CONGRESSIONAL REGULATION OF JUDICIAL REVIEW Flashcards
How does Congress regulate Judicial review?
Art. III. Sec. 2, Cl 2. In all Cases affecting Ambassadors, other public Ministers ad Consuls, and those in which a State shall be a Party, the supreme Court shall have original jurisdiction. In all the other Cases before mentioned, the Supree Court shall have APPELLATE JURISDICTION, BOTH AS TO LAW AND FACT, WITH SUCH EXCEPTIONS, AND UNDER SUCH REGULATIONS AS THE CONGRESS SHALL MAKE.
Ex parte McCardle
F - McCardle held in military custody and charged with criminal libel . Appealed from a denial of habeas corpus to the Supreme Court, but Congress passed an act (Military Reconstruction Act) forbidding the Court jurisdiction
I - Can congress use its authority to regulate the Court’s jurisdiction in a manner that reokes its power to hear direct appeals?
C - Yes.

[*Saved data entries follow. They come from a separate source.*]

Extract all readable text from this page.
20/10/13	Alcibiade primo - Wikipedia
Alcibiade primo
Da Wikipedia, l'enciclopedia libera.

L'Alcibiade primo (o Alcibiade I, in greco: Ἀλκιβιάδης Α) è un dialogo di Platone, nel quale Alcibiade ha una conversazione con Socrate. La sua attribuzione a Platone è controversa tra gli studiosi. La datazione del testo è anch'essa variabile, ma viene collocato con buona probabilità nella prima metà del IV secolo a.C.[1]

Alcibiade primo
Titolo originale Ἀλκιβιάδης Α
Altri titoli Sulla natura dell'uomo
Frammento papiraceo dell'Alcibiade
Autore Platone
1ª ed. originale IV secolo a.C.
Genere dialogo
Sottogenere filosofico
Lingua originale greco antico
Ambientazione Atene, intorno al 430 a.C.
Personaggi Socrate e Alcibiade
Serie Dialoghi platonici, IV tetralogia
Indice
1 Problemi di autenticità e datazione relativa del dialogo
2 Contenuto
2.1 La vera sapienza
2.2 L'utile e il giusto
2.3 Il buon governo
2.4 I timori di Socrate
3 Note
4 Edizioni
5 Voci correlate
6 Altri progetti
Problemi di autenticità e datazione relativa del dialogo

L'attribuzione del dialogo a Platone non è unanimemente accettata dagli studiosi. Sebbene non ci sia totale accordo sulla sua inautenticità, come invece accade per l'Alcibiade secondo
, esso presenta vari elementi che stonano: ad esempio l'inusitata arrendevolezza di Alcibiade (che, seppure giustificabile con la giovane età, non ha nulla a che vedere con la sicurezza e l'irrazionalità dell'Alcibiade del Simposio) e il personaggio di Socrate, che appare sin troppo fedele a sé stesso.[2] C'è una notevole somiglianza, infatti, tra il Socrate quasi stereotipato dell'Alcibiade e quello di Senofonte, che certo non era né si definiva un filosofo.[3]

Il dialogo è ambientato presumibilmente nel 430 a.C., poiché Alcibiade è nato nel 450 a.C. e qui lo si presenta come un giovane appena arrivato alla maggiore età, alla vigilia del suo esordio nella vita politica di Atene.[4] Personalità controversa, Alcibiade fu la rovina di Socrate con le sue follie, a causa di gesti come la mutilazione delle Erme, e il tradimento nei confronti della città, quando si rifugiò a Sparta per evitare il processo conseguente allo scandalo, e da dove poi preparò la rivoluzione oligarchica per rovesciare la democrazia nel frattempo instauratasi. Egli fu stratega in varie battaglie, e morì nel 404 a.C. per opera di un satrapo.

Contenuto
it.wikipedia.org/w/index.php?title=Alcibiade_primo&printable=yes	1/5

Sup Ct. derives its appeallate jurisdiction from the Connstitution, which gives Congress the express power to make exceptions to that appellate jurisdiction in Art III. Sec. 2. Cl. 2
US v Klein
F - Congress enacted a statute directing the federal courts to dismiss for want of jurisdiction any suit in which the plaintiff relied on a presidential pardon to prove loyalty during the Civil War and, thus, entitlement to recover for property seized by the government.
R - Congress cannot, in the guise of regulating the courts appellate jurisdiction, use that as a mechanis to ignore substantive constitutional provisions.
A - here the statute violated the presidential pardon power
Boumediene v Bush
F - Aliens designated as enemy combatants detained in Gitmo, Cuba, contended they had the constitutional privilege of habeas corpus, despite the procedures provided by the Detainee Treatment Act of 2005 for review of the detainees’ status, and that the Military Commissions Act of 2006 operated as an unconstitutional suspension of writ.
R - Congress’s powers to limit the federal courts’ jurisdiction are limited by the Suspension Clause of Art. I, § 9, cl. 2, which provides, “The Privilege of the Writ of Habeas Corpus”—a judicial writ used to inquire into the lawfulness of detentions—“shall not be suspended, unless when in Cases of Rebellion or Invasion the public Safety may require it.”